It is here that Ugandan running is now thriving, though the region’s talent took time to develop. While Kenya enjoyed relative stability in the decades after it gained independence in 1963, Uganda was at war for much of the 1970s and 1980s. Lawlessness pervaded the Mount Elgon region until the turn of the century: Bandits from neighboring tribes would sweep in at night and conduct raids on cattle, often killing locals in the process.
The area was also slow to modernize. Until the 1990s, the ancestors of many current athletes, including Cheptegei, Kiplimo and Chemutai, lived inside the forests of Elgon’s upper belt, part of a small group of Sabaot that subsisted on milk, honey and meat from antelope and buffalo they hunted. Here, 9,000 feet up, there were no roads or schools, and no pipeline into competitive athletics. But according to Moses Kiptala, an elder who grew up in this community, endurance was of great value: The group’s method of persistence hunting involved chasing animals for hours until they overheated.

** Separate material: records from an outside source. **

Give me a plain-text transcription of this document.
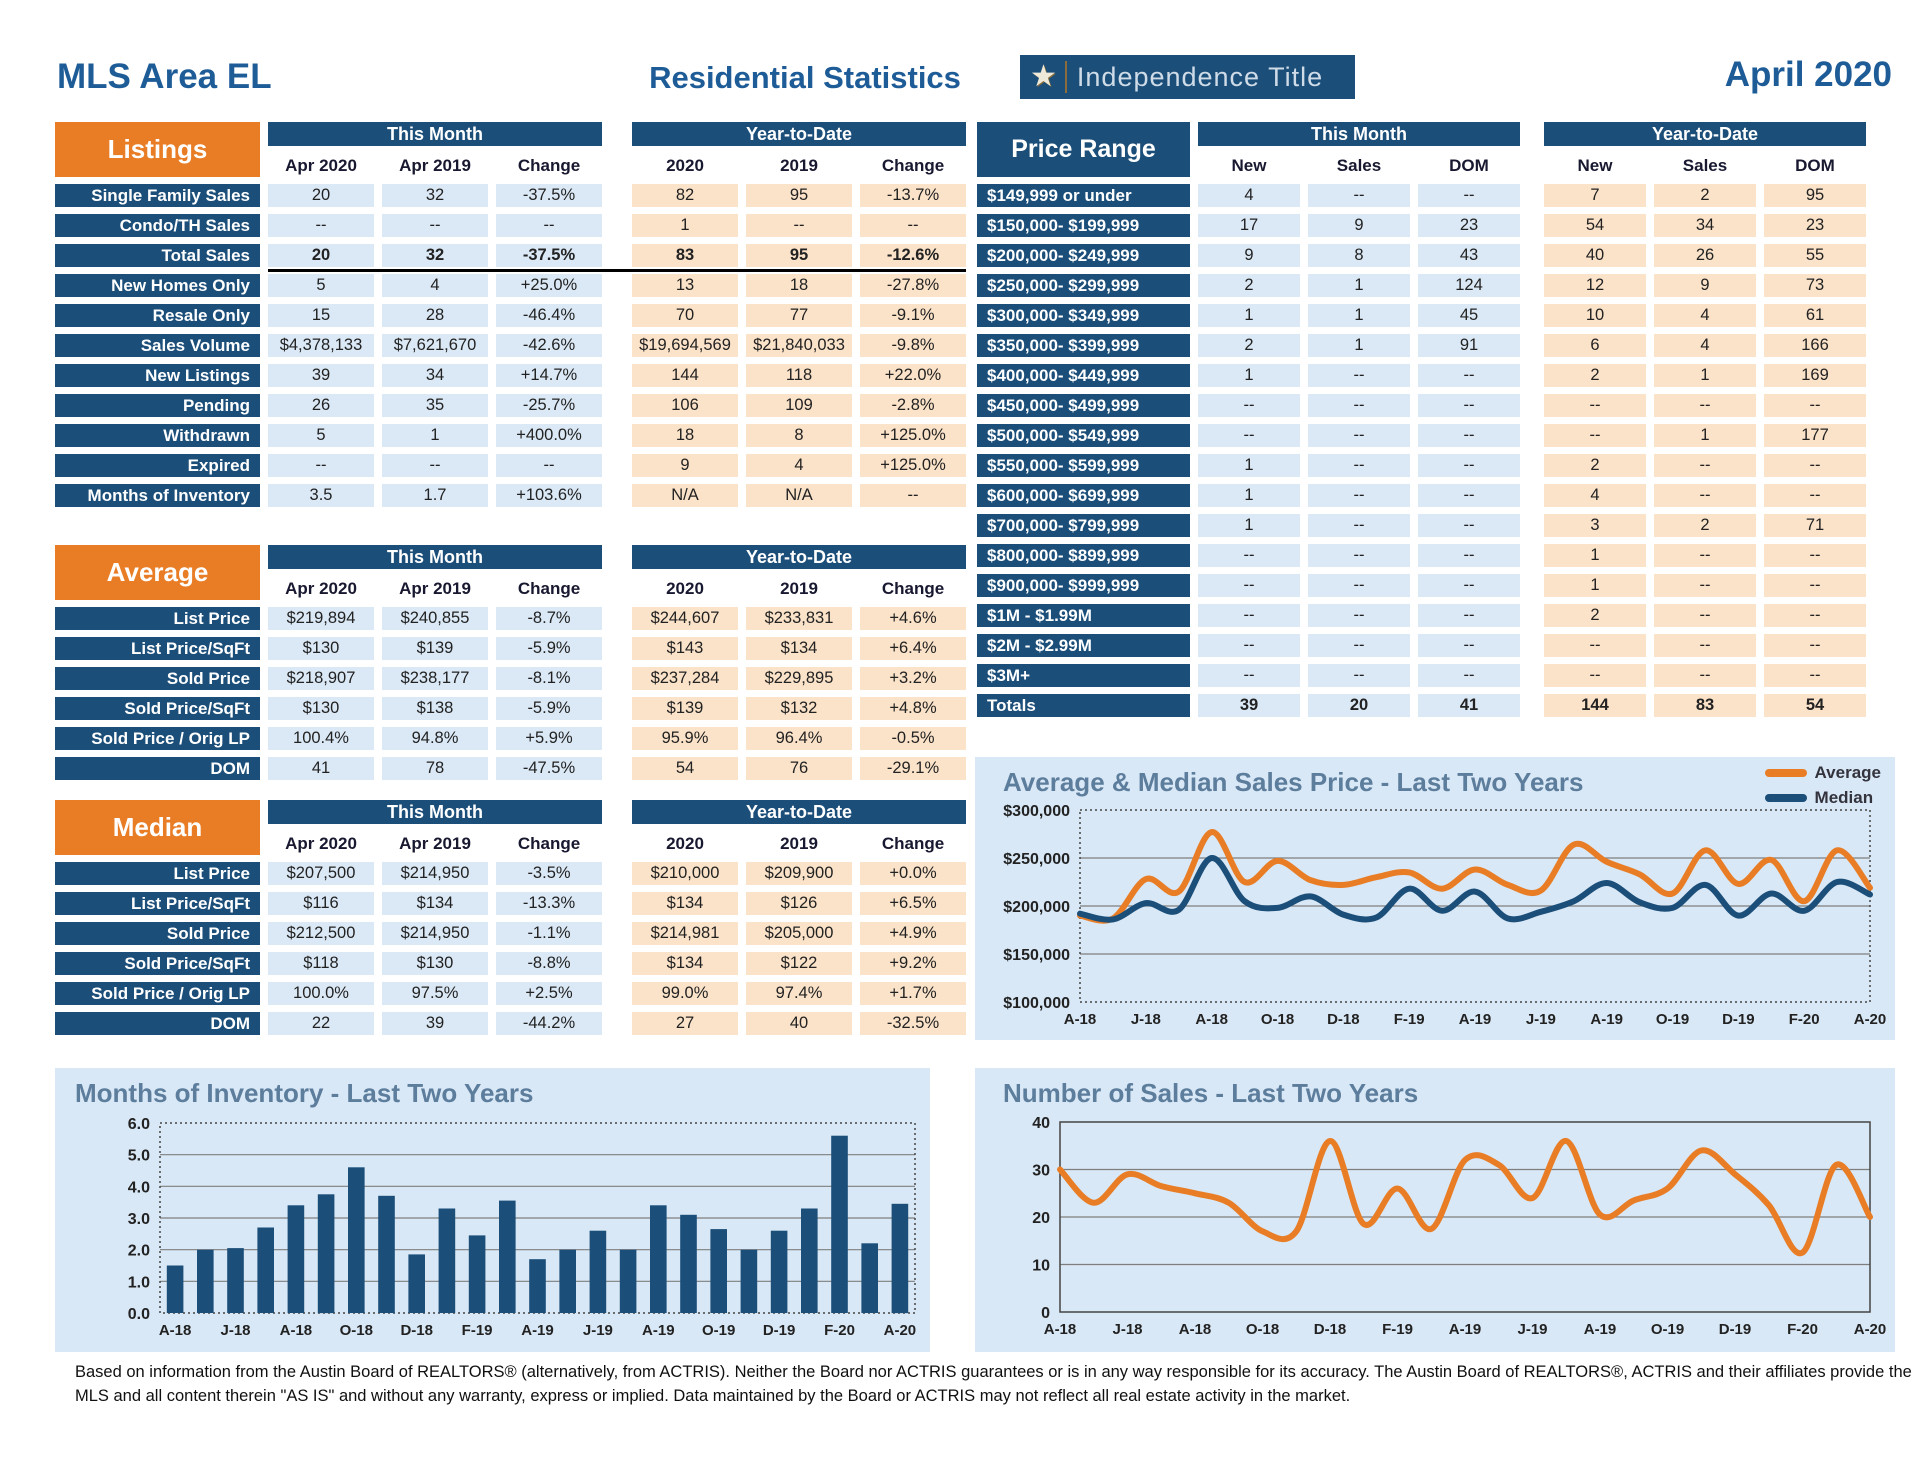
MLS Area EL	Residential Statistics	★ Independence Title	April 2020
Listings	This Month	Year-to-Date
Apr 2020	Apr 2019	Change	2020	2019	Change
Single Family Sales	20	32	-37.5%	82	95	-13.7%
Condo/TH Sales	--	--	--	1	--	--
Total Sales	20	32	-37.5%	83	95	-12.6%
New Homes Only	5	4	+25.0%	13	18	-27.8%
Resale Only	15	28	-46.4%	70	77	-9.1%
Sales Volume	$4,378,133	$7,621,670	-42.6%	$19,694,569	$21,840,033	-9.8%
New Listings	39	34	+14.7%	144	118	+22.0%
Pending	26	35	-25.7%	106	109	-2.8%
Withdrawn	5	1	+400.0%	18	8	+125.0%
Expired	--	--	--	9	4	+125.0%
Months of Inventory	3.5	1.7	+103.6%	N/A	N/A	--
Average	This Month	Year-to-Date
Apr 2020	Apr 2019	Change	2020	2019	Change
List Price	$219,894	$240,855	-8.7%	$244,607	$233,831	+4.6%
List Price/SqFt	$130	$139	-5.9%	$143	$134	+6.4%
Sold Price	$218,907	$238,177	-8.1%	$237,284	$229,895	+3.2%
Sold Price/SqFt	$130	$138	-5.9%	$139	$132	+4.8%
Sold Price / Orig LP	100.4%	94.8%	+5.9%	95.9%	96.4%	-0.5%
DOM	41	78	-47.5%	54	76	-29.1%
Median	This Month	Year-to-Date
Apr 2020	Apr 2019	Change	2020	2019	Change
List Price	$207,500	$214,950	-3.5%	$210,000	$209,900	+0.0%
List Price/SqFt	$116	$134	-13.3%	$134	$126	+6.5%
Sold Price	$212,500	$214,950	-1.1%	$214,981	$205,000	+4.9%
Sold Price/SqFt	$118	$130	-8.8%	$134	$122	+9.2%
Sold Price / Orig LP	100.0%	97.5%	+2.5%	99.0%	97.4%	+1.7%
DOM	22	39	-44.2%	27	40	-32.5%
Price Range
This Month	Year-to-Date
New	Sales	DOM	New	Sales	DOM
$149,999 or under	4	--	--	7	2	95
$150,000- $199,999	17	9	23	54	34	23
$200,000- $249,999	9	8	43	40	26	55
$250,000- $299,999	2	1	124	12	9	73
$300,000- $349,999	1	1	45	10	4	61
$350,000- $399,999	2	1	91	6	4	166
$400,000- $449,999	1	--	--	2	1	169
$450,000- $499,999	--	--	--	--	--	--
$500,000- $549,999	--	--	--	--	1	177
$550,000- $599,999	1	--	--	2	--	--
$600,000- $699,999	1	--	--	4	--	--
$700,000- $799,999	1	--	--	3	2	71
$800,000- $899,999	--	--	--	1	--	--
$900,000- $999,999	--	--	--	1	--	--
$1M - $1.99M	--	--	--	2	--	--
$2M - $2.99M	--	--	--	--	--	--
$3M+	--	--	--	--	--	--
Totals	39	20	41	144	83	54
Average & Median Sales Price - Last Two Years	Average
Median
$300,000
$250,000
$200,000
$150,000
$100,000
A-18 J-18 A-18 O-18 D-18 F-19 A-19 J-19 A-19 O-19 D-19 F-20 A-20
Months of Inventory - Last Two Years
6.0
5.0
4.0
3.0
2.0
1.0
0.0
A-18 J-18 A-18 O-18 D-18 F-19 A-19 J-19 A-19 O-19 D-19 F-20 A-20
Number of Sales - Last Two Years
40
30
20
10
0
A-18 J-18 A-18 O-18 D-18 F-19 A-19 J-19 A-19 O-19 D-19 F-20 A-20
Based on information from the Austin Board of REALTORS® (alternatively, from ACTRIS). Neither the Board nor ACTRIS guarantees or is in any way responsible for its accuracy. The Austin Board of REALTORS®, ACTRIS and their affiliates provide the
MLS and all content therein "AS IS" and without any warranty, express or implied. Data maintained by the Board or ACTRIS may not reflect all real estate activity in the market.
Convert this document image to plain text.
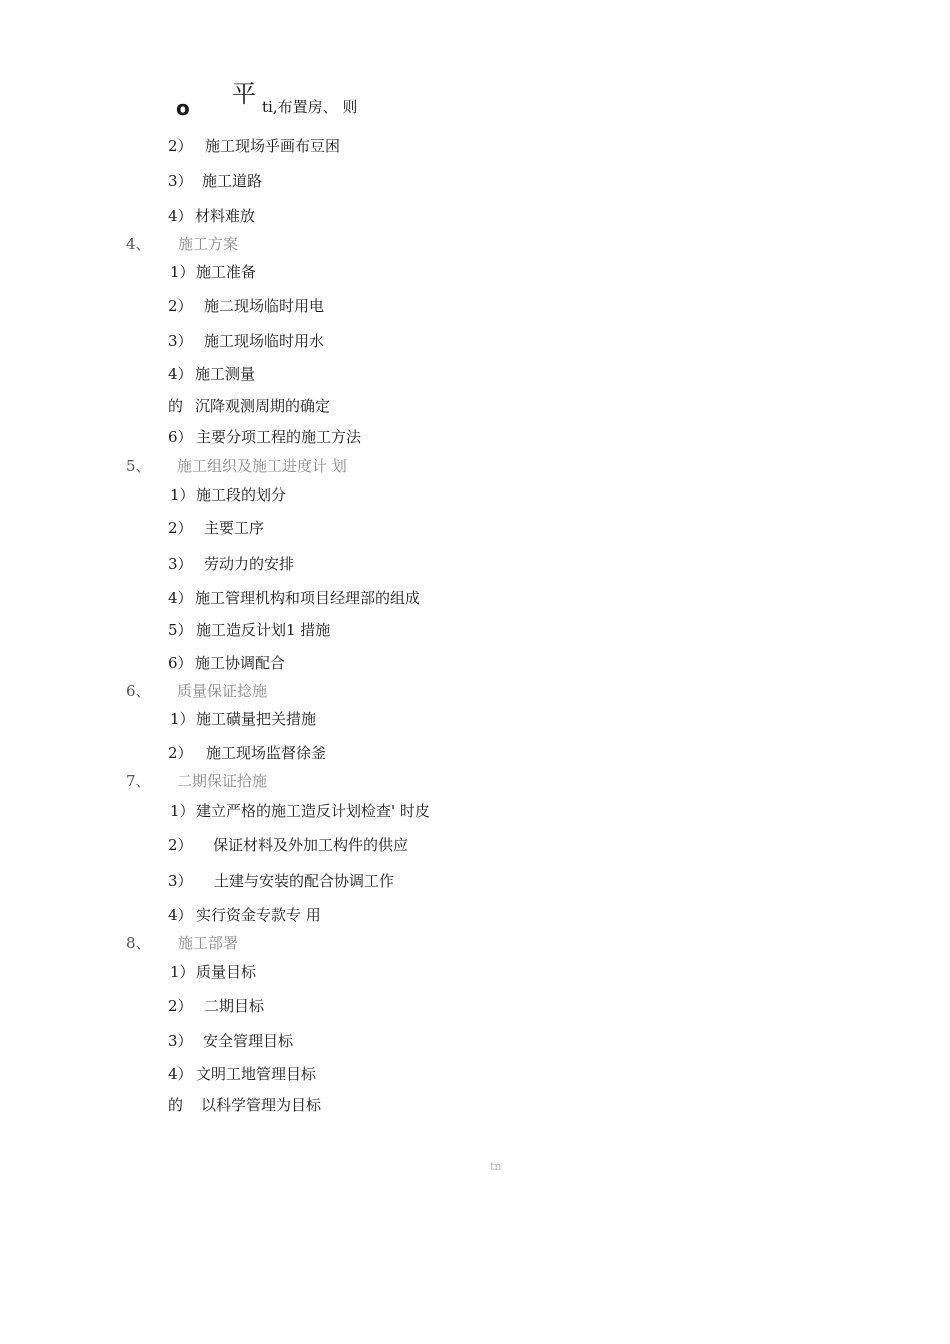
o 平 ti,布置房、 则
2） 施工现场乎画布豆困
3） 施工道路
4） 材料难放
4、 施工方案
1） 施工准备
2） 施二现场临时用电
3） 施工现场临时用水
4） 施工测量
的 沉降观测周期的确定
6） 主要分项工程的施工方法
5、 施工组织及施工进度计 划
1） 施工段的划分
2） 主要工序
3） 劳动力的安排
4） 施工管理机构和项目经理部的组成
5） 施工造反计划1 措施
6） 施工协调配合
6、 质量保证捻施
1） 施工磺量把关措施
2） 施工现场监督徐釜
7、 二期保证拾施
1） 建立严格的施工造反计划检查' 时皮
2） 保证材料及外加工构件的供应
3） 土建与安装的配合协调工作
4） 实行资金专款专 用
8、 施工部署
1） 质量目标
2） 二期目标
3） 安全管理目标
4） 文明工地管理目标
的 以科学管理为目标
tn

Kiplimo, who comes from a family of runners and had planned to contest the 5,000 and 10,000 meters in Budapest before being sidelined by an injured hamstring, is of particularly distinguished stock. Kiptala recalls Kiplimo’s grandfather being such a prolific hunter that the community called him Simba, or Lion.
Much had changed by the time today’s stars were born: In 1983, Uganda’s government began resettling the group, known as the Mosopisiek, downslope from the forest to make way for a national park. Most are now small-scale farmers. The resettlement process, Kiptala said, was traumatic, but it also helped unlock running talent. Through school, children could access competitions, and by the early 2000s, athletes from the Elgon region were beginning to appear in World Championship and Olympic finals.
Uganda’s first champion of this period was a runner from the country’s north, Dorcus Inzikuru, who won the 3,000-meter steeplechase at the 2005 World Championships in Helsinki. Elgon’s watershed moment came seven years later, when the Kapchorwa native Stephen Kiprotich notched an upset win in the 2012 London Olympics marathon — the country’s first Olympic gold since 1972. He doubled down with a marathon title the following year in Moscow.